What hooked me on a research career was twofold: the freedom, and the surprises. As an academic, I am paid to study something I personally find fascinating. I follow the leads I think are most promising, I organize my day and I tell the stories I want to tell. Could it get any better than that? I’m fundamentally curious about biology, surrounded by colleagues who are too, as well as by energetic young students who are just discovering how much fun learning new stuff is. So all around me are people who are trying to understand basic aspects of biology, surprising themselves (and me) on a regular basis because what we don’t know is huge. While pop music suffers from sameness (ABBA is back???) and the new fashion simply reinvents the styles of the 60s, 70s and 80s (arghh! leg warmers are back????), biology sparkles with its ability to surprise. Just when we thought we understood something, we find that we didn’t after all. It turns out to be much more interesting. Cool.

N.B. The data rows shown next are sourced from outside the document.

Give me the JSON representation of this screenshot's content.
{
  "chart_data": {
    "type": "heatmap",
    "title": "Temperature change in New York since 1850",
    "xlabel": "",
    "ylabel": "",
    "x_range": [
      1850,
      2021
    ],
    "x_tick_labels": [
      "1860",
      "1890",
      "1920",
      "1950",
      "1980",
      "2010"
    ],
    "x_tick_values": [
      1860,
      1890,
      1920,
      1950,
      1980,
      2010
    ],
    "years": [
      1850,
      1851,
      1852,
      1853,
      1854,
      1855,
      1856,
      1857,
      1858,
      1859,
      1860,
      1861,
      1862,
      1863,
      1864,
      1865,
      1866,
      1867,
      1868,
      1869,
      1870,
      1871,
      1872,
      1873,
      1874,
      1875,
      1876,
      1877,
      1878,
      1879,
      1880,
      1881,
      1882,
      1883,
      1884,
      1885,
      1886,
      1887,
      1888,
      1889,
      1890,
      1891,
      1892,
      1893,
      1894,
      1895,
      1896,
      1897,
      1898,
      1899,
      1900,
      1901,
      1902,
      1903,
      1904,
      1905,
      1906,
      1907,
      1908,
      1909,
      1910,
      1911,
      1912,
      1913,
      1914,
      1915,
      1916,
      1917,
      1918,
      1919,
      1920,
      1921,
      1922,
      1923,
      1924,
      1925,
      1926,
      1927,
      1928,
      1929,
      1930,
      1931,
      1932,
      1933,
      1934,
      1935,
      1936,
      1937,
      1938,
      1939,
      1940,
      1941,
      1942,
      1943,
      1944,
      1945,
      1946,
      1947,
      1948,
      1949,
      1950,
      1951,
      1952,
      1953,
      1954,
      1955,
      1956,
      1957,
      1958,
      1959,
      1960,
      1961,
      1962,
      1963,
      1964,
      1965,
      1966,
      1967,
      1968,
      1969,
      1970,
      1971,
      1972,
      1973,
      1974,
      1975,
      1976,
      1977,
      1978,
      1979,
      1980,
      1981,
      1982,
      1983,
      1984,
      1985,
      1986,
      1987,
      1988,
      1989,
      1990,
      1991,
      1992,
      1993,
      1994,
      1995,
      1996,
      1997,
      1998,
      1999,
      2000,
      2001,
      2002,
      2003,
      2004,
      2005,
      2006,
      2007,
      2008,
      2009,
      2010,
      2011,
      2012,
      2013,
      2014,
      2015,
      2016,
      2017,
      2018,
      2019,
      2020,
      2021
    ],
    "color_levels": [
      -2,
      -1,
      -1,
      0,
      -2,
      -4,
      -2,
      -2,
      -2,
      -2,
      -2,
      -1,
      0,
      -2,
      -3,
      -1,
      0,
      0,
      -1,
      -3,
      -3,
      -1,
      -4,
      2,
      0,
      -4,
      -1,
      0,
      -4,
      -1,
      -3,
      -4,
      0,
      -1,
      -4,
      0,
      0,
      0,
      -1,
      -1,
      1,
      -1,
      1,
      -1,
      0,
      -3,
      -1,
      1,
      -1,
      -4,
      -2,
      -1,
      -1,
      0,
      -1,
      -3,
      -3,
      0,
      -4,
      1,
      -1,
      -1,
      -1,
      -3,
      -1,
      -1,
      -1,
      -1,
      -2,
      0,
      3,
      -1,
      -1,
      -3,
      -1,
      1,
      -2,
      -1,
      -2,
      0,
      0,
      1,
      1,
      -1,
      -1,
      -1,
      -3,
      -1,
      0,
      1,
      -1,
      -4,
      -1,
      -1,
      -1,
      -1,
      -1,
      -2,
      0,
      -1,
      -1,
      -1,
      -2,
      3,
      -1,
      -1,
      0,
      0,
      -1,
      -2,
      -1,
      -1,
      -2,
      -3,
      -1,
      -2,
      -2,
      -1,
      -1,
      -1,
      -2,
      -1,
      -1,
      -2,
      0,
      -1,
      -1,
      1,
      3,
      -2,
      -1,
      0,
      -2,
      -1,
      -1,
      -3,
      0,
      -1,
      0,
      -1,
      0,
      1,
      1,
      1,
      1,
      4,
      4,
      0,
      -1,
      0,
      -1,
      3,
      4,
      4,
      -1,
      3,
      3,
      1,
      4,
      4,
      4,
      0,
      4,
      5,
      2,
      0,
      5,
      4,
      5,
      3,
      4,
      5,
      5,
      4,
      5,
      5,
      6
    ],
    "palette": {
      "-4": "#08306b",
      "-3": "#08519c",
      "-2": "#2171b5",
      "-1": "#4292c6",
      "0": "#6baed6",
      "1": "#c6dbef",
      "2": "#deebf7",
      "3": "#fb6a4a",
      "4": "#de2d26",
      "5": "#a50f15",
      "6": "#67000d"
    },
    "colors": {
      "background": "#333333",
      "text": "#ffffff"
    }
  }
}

I have a friend who is a TV producer, and she was telling me that there are only about 8 stories, and the job of directors/producers is to tell these stories over and over again and make then seem new. Wow. There’s a study in contrast for you. What is prized in science is the new. The surprise is what it is all about. We thought we knew how it worked, we did the experiment, and lo and behold, it way more interesting than we thought! That’s why it gets into a famous journal--not because the science is fundamentally better (although sometimes it is) but because of the surprise factor. And I dearly love to be surprised. I even like to be wrong (at the bench anyway). This is really hard for many young students to grasp. They start out with a biological question, a nice juicy one ripe with promise, devise a few models for how it could work, and then plan some careful experiments to test it. Now at any given time, it’s hard not to favor one model over the others, especially when it is elegantly simple and well, beautiful to look at. The student falls in love with a model, or worse, succumbs to the fate of believing a model irrespective of the data. This is happening more and more as cartoons are being published many many times: people start to believe that the model is right and don’t bother going back to read the primary literature. A charismatic spokesman championing a specific model will necessarily give it more weight, but it is essential to remember that models are imaginary constructions, and disposable ones at that. One must be willing to abandon a favorite model when the data points in another direction. Period. This is often quite hard for lovestruck young students (although established scientists can also be seduced). Difficult or not, it must be done. Savour the joy of surprise (hmmm--that model just can’t be right), and imagine a NEW favorite model that might be. Move on.